Lipton and Oh say that S-nitrosylation of proteins ends up being more likely in lots of scenarios of cellular tension, consisting of the existence of protein aggregates. Thus, this chemical adjustment of p62 could be a key consider a self-reinforcing process that not just stresses brain cells beyond their limitations, however likewise spreads out the source of stress to other brain cells.
The team is now working to develop drug-like compounds that particularly hinder the S-nitrosylation of p62. It would take years to establish such substances as possible business drugs, they could, in concept, slow the Parkinsons/ LBD illness process or prevent its more spread in the brain after it starts, Lipton says.
Reference: “S-Nitrosylation of p62 Inhibits Autophagic Flux to Promote α-Synuclein Secretion and Spread in Parkinsons Disease and Lewy Body Dementia” by Chang-ki Oh, Nima Dolatabadi, Piotr Cieplak, Maria T. Diaz-Meco, Jorge Moscat, John P. Nolan, Tomohiro Nakamura and Stuart A. Lipton, 15 February 2022, The Journal of Neuroscience.DOI: 10.1523/ JNEUROSCI.1508-21.2022.
The research study was co-authored by Chang-Ki Oh, Nima Dolatabadi, Tomohiro Nakamura, and Stuart Lipton, of Scripps Research; Piotr Cieplak, Maria Diaz-Meco and Jorge Moscat of Sanford Burnham Prebys Medical Discovery Institute; and John Nolan of the Scintillon Institute in San Diego.
The study was supported in part by the National Institutes of Health (R01 NS086890, R35 AG071734, DP1 DA041722, R01 DA048882, RF1 AG057409, R01 AG056259, R01 AG061845, R61 NS122098, RF1 NS123298), the Brain & & Behavior Research Foundation, and the Michael J. Fox Foundation.

A team at Scripps Research reveals information into how Parkinsons illness and Lewy body dementia spread in the brain. In neurons, the LC3 protein (green) and LAMP1 protein (red) fuse together into autolysomes (yellow) where autophagy, a cellular mechanism for clearing misfolded proteins, occurs. The prominence of green programs that autophagy has been blocked at the fusion action, enabling misfolded proteins like alpha-synucelin to instead spread throughout the brain. Credit: Scripps Research
Study demonstrates how obstructing cellular housekeeping system causes buildup and spread of irregular protein aggregates in the brain.
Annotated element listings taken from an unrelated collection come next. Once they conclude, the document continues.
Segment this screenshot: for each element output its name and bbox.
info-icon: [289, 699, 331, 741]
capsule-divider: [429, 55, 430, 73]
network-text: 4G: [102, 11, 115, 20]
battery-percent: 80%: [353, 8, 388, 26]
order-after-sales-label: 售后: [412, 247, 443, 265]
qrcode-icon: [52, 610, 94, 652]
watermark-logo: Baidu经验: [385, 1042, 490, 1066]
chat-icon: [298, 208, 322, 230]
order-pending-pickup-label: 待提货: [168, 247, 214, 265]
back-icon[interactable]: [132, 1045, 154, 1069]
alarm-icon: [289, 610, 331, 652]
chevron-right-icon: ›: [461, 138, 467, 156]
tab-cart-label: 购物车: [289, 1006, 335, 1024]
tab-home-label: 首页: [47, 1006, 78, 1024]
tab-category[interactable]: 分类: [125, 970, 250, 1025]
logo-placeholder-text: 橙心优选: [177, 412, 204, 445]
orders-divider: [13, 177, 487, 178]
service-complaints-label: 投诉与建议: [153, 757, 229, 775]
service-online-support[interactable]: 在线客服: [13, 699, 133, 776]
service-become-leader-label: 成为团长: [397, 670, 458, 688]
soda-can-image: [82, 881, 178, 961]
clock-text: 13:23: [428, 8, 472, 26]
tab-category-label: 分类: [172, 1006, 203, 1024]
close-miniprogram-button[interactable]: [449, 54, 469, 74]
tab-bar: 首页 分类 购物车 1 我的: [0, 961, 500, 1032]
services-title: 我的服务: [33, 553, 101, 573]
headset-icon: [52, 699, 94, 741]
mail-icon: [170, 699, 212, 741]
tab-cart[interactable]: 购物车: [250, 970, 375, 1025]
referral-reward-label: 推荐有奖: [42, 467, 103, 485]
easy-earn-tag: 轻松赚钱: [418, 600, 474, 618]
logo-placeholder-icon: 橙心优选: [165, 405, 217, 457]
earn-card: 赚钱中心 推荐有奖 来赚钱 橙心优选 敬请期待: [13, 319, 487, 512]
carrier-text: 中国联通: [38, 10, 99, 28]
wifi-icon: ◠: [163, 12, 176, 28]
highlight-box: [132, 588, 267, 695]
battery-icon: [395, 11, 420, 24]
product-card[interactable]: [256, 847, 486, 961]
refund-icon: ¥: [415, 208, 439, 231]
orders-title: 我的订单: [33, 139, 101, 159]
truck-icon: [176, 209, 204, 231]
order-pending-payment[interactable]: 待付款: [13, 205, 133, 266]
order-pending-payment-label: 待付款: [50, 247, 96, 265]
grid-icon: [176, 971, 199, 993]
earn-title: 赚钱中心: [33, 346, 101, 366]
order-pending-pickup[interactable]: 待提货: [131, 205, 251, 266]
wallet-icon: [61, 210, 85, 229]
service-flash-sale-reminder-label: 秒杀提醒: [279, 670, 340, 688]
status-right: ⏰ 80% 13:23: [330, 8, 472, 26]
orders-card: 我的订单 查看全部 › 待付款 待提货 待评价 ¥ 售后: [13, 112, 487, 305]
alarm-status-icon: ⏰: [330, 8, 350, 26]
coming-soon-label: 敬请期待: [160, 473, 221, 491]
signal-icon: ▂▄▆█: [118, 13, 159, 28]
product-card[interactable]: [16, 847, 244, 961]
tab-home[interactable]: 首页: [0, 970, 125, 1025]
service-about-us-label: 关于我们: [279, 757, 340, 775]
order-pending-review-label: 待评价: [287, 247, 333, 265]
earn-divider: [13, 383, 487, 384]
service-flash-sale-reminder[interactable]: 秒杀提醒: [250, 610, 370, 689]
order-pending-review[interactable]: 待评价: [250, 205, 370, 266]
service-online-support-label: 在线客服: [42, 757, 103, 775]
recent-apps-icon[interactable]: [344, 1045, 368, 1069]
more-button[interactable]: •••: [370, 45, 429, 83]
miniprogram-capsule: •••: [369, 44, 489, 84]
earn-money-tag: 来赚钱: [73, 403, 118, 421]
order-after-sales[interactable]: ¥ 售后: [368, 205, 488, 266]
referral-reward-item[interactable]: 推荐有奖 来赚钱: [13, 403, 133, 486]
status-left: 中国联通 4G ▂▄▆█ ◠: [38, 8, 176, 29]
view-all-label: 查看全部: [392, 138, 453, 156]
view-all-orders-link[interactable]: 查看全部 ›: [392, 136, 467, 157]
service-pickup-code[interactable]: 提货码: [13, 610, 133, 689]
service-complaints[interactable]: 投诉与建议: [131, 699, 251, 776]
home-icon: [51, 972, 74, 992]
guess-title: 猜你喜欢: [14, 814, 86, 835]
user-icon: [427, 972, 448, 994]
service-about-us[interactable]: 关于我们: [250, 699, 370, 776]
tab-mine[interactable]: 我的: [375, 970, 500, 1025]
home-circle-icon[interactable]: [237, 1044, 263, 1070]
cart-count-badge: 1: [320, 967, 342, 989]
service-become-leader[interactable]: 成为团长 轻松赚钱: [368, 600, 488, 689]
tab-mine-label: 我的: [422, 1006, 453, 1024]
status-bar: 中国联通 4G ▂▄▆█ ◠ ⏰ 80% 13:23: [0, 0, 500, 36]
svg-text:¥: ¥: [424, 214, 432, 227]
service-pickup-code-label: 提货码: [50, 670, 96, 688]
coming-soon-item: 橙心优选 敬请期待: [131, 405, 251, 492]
Parkinsons illness may be driven in part by cell stress-related biochemical occasions that disrupt a key cellular cleanup system, leading to the spread of damaging protein aggregates in the brain, according to a brand-new study from researchers at Scripps Research.
The discovery, released in The Journal of Neuroscience in February 2022, provides a clear and testable hypothesis about the progression of Parkinsons disease, and may result in treatments efficient in substantially slowing and even stopping it.

In nerve cells, the LC3 protein (green) and LAMP1 protein (red) fuse together into autolysomes (yellow) where autophagy, a cellular system for clearing misfolded proteins, occurs. The prominence of green programs that autophagy has actually been obstructed at the blend action, allowing misfolded proteins like alpha-synucelin to rather spread out throughout the brain. In both diseases, impacted neurons consist of unusual protein aggregations, known as Lewy bodies, whose primary ingredient is a protein called alpha-synuclein. Previous studies have actually shown that alpha-synuclein aggregates can spread out from nerve cell to nerve cell in Parkinsons and LBD, apparently transmitting the illness process through the brain. The p62 protein generally assists in autophagy, a waste-management system that helps cells get rid of potentially damaging protein aggregates.